Ne rien faire n’est pas forcément perdre son temps
Nous avons également appris à donner une fonction à une grande partie de nos journées.
Faire du sport pour être en forme. Lire pour apprendre. Méditer pour être plus calme. Marcher pour atteindre un nombre de pas. Écouter un podcast pour utiliser « intelligemment » le temps de transport.
Même le repos peut finir par devenir productif.
Or certains moments n’ont peut-être pas besoin d’avoir un résultat.
S’asseoir cinq minutes sans activité particulière ne produit rien de facilement mesurable. Pourtant, ces pauses permettent parfois de percevoir ce qui reste invisible lorsque chaque instant est immédiatement occupé.
La méditation peut constituer une première manière d’apprivoiser cette disponibilité. Notre article Débuter la méditation : 3 techniques simples pour s’apaiser propose plusieurs approches accessibles pour commencer sans chercher à atteindre immédiatement un état particulier.
Réintroduire de petits espaces vides
Il n’est pas nécessaire de partir plusieurs jours sans téléphone pour expérimenter cette idée.
Commencez plus petit.
Lors d’un trajet de dix minutes à pied, ne mettez pas systématiquement vos écouteurs.
Lorsque vous attendez quelqu’un, laissez passer deux minutes avant de regarder votre téléphone.
Après avoir terminé une tâche, attendez quelques instants avant d’en commencer une nouvelle.
Buvez un café sans lire, regarder ou écouter quelque chose en parallèle.
Ces moments sont suffisamment courts pour ne pas bouleverser le quotidien. Mais ils permettent d’observer une chose essentielle : ce que nous faisons lorsque rien ne réclame immédiatement notre attention.
Observer l’envie de remplir plutôt que la combattre
Il ne s’agit pas d’interdire le téléphone ou de transformer le silence en nouvelle performance personnelle.
L’expérience consiste simplement à remarquer le moment où apparaît l’envie de remplir l’espace.
« J’ai envie de regarder quelque chose. »
« Je cherche mon téléphone. »
« J’ai soudain besoin de musique. »
Cette observation crée déjà une petite distance entre l’impulsion et l’action.

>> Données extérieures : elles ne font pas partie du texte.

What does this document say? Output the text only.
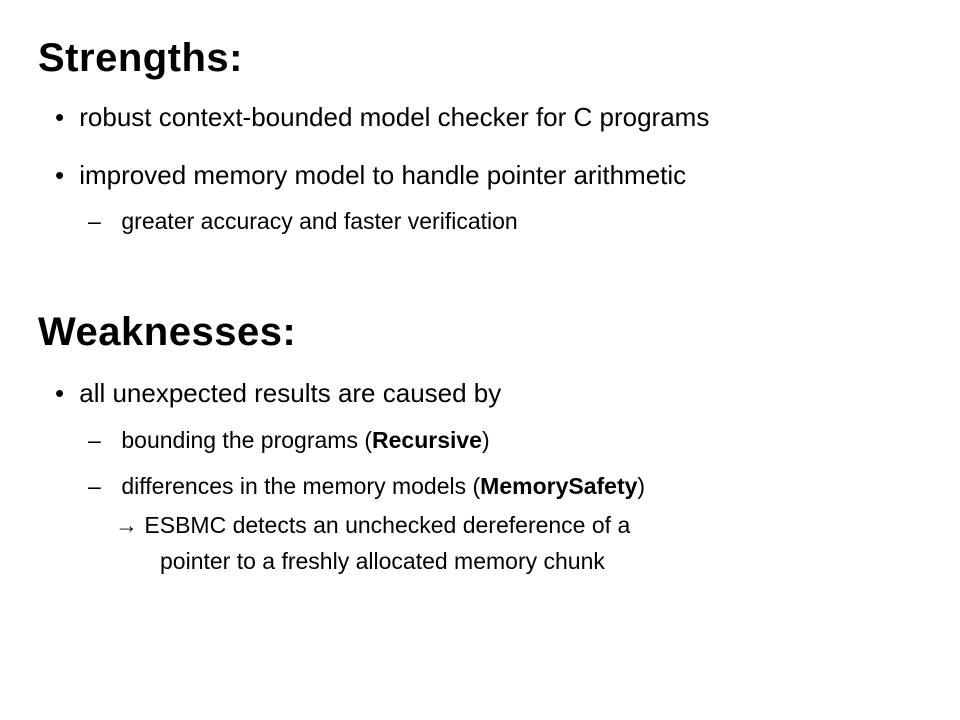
Strengths:
• robust context-bounded model checker for C programs
• improved memory model to handle pointer arithmetic
– greater accuracy and faster verification
Weaknesses:
• all unexpected results are caused by
– bounding the programs (Recursive)
– differences in the memory models (MemorySafety)
→ ESBMC detects an unchecked dereference of a
pointer to a freshly allocated memory chunk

Certaines pratiques symboliques peuvent également servir à retrouver ces temps de recentrage. Les rituels de pleine lune proposés par Terre Étoiles utilisent par exemple la méditation, l’écriture ou la formulation d’une intention comme autant de moyens de créer volontairement un espace intérieur.
Le paradoxe du lâcher-prise
Nous cherchons parfois à « réussir » à lâcher prise exactement comme nous essayons de réussir le reste.
Nous voulons mieux méditer, mieux nous détendre, arrêter de penser, atteindre rapidement un état de calme.
Mais vouloir contrôler le lâcher-prise peut devenir une contradiction.
La formation Lâcher prise, la voie active du non-agir, de Thi Bich Doan explore précisément cette autre manière d’agir. Son parcours aborde notamment la détente, le principe de non-agir et la manière de desserrer progressivement l’emprise que nous exerçons sur nous-mêmes.
Peut-être est-ce aussi cela que les petits moments vides peuvent nous apprendre.
Ne pas chercher immédiatement quoi faire de chaque minute.
Ne pas transformer chaque pause en outil d’amélioration personnelle.
Et accepter parfois qu’un moment puisse simplement exister, sans qu’il soit nécessaire de le remplir.